Recent movements suggest it’s not a matter of if but when.
A bored, bigoted rich white guy with a bad comb-over and a leaned-in eBay CEO shouldn’t be the only nontraditional politicos who can catch that fire in the belly. Why not a sister with more than enough millions to dump into a race and the global brand recognition to capture the imaginations of eager voters?
We can rightly assume that Winfrey’s latest media-empire transitions are simply part of her continuing evolution as a successful businesswoman who is keeping her brand alive. With her having gone from syndicated talk show host to cable network owner, there’s not much doubt that she’s looking to carve out a permanent branding space.

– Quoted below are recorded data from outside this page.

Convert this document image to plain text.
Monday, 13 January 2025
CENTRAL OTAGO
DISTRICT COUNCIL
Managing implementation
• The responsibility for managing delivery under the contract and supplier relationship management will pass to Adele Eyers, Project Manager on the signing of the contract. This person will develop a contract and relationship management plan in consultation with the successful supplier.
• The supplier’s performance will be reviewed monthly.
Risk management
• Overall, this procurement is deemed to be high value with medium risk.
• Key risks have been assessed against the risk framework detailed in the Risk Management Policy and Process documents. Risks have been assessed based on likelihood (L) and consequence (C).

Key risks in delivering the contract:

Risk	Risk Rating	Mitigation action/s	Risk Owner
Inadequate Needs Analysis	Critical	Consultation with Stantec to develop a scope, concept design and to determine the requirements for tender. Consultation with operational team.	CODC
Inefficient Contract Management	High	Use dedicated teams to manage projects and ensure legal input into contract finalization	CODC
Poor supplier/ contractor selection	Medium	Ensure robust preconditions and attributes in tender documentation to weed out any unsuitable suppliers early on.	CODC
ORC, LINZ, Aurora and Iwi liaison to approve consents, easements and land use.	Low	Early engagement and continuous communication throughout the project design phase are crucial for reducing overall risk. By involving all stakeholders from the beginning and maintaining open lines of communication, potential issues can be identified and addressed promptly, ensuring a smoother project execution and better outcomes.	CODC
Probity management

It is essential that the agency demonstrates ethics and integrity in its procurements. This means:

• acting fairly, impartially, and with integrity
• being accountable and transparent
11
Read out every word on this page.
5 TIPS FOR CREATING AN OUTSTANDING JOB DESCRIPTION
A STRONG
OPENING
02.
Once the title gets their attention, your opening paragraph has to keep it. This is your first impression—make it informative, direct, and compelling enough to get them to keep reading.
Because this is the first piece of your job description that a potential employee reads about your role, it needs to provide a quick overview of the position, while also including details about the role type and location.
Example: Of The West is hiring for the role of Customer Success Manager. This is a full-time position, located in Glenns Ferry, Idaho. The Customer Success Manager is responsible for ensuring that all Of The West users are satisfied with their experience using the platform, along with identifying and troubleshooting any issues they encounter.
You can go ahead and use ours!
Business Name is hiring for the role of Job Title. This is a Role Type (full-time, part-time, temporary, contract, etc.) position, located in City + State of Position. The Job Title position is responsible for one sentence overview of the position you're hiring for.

Every opportunity leads back to Oprah-centric success and feeds into her estimated $3 billion-plus value.
And even though her brand has taken enormous hits since the 2011 cancellation of her trend-setting eponymous show (such as the steep 22 percent drop in O, The Oprah Magazine readership), it’s not as if they were fatal blows. She’s still sticking around. We’d be surprised to wake up tomorrow and read a headline that Oprah had gone belly-up.
But what’s intriguing about Winfrey’s trajectory is her shrewd entry into the political marketplace, even if it risks taking bites out of her business model. She could easily have played it safe in 2008 and not endorsed then-candidate Barack Obama in the Democratic presidential primary, avoiding the permanent ire of her loyal white female fan base who either backed Hillary Clinton or skewed right in favor of McCain-Palin in the general election. Instead, she unapologetically put all her chips on the table and has found herself in recovery mode ever since.

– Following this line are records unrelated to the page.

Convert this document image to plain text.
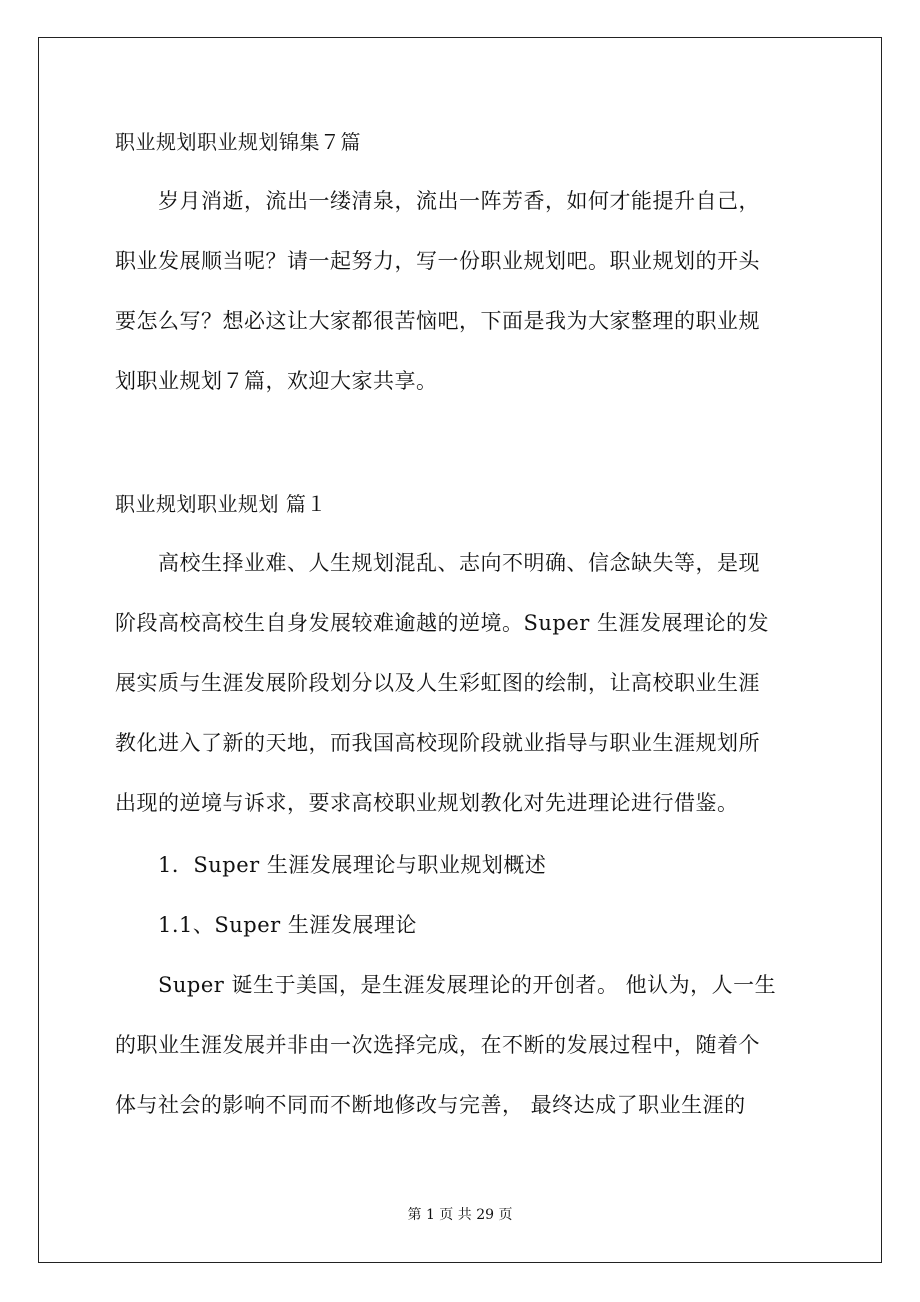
职业规划职业规划锦集７篇
岁月消逝，流出一缕清泉，流出一阵芳香，如何才能提升自己，
职业发展顺当呢？请一起努力，写一份职业规划吧。职业规划的开头
要怎么写？想必这让大家都很苦恼吧，下面是我为大家整理的职业规
划职业规划７篇，欢迎大家共享。
职业规划职业规划 篇１
高校生择业难、人生规划混乱、志向不明确、信念缺失等，是现
阶段高校高校生自身发展较难逾越的逆境。Super 生涯发展理论的发
展实质与生涯发展阶段划分以及人生彩虹图的绘制，让高校职业生涯
教化进入了新的天地，而我国高校现阶段就业指导与职业生涯规划所
出现的逆境与诉求，要求高校职业规划教化对先进理论进行借鉴。
1．Super 生涯发展理论与职业规划概述
1.1、Super 生涯发展理论
Super 诞生于美国，是生涯发展理论的开创者。 他认为，人一生
的职业生涯发展并非由一次选择完成，在不断的发展过程中，随着个
体与社会的影响不同而不断地修改与完善， 最终达成了职业生涯的
第 1 页 共 29 页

Still, Northwestern University’s Craig Garthwaite and the University of Maryland’s Timothy Moore concluded that in doing so, Winfrey delivered more than a million votes for Obama—which was crucial, considering that he beat Clinton by only 280,000. Those numbers suggest that Winfrey commands the kind of political draw that could prove useful in, say, a statewide U.S. Senate bid (Illinois, where she originally blew up, being a good place to start). A million votes averages out to about 20,000 voters in every state—or translates into even more votes in a state that’s friendly to the whole notion of a Sen. Winfrey.

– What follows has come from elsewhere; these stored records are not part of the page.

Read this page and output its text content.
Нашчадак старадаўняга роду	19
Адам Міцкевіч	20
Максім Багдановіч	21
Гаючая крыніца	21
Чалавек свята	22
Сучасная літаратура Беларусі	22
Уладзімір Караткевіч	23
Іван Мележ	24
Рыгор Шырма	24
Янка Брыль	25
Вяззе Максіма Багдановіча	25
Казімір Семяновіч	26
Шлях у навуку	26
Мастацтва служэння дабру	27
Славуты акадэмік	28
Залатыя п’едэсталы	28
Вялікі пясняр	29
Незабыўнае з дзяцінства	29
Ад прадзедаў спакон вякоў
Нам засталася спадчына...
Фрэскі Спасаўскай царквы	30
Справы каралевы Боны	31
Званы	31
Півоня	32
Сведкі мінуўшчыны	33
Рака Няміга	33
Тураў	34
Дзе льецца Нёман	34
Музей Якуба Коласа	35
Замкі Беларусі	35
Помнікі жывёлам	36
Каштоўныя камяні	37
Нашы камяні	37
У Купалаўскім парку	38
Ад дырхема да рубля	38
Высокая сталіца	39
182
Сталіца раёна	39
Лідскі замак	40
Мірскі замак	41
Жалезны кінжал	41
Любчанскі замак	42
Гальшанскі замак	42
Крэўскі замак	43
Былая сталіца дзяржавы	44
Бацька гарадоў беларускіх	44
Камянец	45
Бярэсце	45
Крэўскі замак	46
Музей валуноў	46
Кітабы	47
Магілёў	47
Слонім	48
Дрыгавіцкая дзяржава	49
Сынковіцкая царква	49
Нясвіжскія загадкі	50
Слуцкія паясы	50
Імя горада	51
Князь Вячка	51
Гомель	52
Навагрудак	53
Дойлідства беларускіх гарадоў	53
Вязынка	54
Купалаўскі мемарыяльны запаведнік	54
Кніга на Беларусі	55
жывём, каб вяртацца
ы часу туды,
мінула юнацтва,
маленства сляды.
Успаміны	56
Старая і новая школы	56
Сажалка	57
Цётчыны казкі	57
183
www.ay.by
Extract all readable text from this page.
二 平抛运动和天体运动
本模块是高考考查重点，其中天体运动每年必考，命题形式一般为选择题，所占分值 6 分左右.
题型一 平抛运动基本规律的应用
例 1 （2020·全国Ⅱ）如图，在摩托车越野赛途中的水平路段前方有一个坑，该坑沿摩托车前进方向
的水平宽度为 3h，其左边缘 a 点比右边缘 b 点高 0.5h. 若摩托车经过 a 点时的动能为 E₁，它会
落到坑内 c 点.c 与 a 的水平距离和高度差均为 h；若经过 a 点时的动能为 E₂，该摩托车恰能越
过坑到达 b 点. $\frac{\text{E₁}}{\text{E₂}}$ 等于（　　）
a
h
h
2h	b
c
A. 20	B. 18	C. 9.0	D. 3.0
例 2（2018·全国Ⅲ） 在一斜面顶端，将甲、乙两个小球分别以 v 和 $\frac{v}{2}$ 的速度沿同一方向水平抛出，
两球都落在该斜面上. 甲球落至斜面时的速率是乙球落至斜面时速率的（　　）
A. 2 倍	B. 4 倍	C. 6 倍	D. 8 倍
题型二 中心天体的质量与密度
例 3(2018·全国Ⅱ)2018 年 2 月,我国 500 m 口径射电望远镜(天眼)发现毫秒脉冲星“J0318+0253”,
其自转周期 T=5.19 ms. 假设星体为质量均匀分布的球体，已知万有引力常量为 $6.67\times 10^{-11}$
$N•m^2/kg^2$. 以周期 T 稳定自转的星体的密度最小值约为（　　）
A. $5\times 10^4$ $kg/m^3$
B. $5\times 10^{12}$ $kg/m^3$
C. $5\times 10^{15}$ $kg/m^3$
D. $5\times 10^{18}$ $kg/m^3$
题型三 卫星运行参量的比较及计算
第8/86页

Her latest moves are by no measure reckless. They are calculated maneuvers that push the boundaries of her brand and experiment with embedded public-policy platforms: Profits from her Teavana-Starbucks partnership will support youth education; she’s also endorsed controversial charter school initiatives, dipping into fairly choppy and controversial waters; and she’s kept the South African girls’ leadership academy alive, despite road bumps and criticism. Notwithstanding that themes in personal enrichment and women’s empowerment frequently populate OWN narratives, Oprah is eager to make targeted policy points.
The question is whether she wants to make those points as a political candidate or as an influential partisan rainmaker. She didn’t stop with Obama, regularly cutting checks to state Democratic committees and the Democratic National Committee. She made a statement with a $10,000 check in 2012 to 21-year-old Stockton, Calif., City Council candidate and now Councilman Michael Tubbs, who is one of the nation’s youngest in that position.
Last year’s special-election cycle found her putting money and fundraising time into then-Newark, N.J., Mayor Cory Booker’s U.S. Senate bid. Nearly $30,000 dropped into the coffers of Booker and the New Jersey Democratic State Committee. Oprah had found herself another winner. In 2014 she has injected herself into yet another campaign, this time on the House level for nonprofit exec Laverne Chatman, Virginia’s 8th Congressional District candidate. That may have locked up a win for Chatman in the crowded Democratic primary to replace retiring Rep. Jim Moran. It’s a particularly significant development in a northern-Virginia district that’s 17 percent black and represents the wave of demographic change in a former Confederate capital and battleground state, once reliably red but now electing Democrats statewide.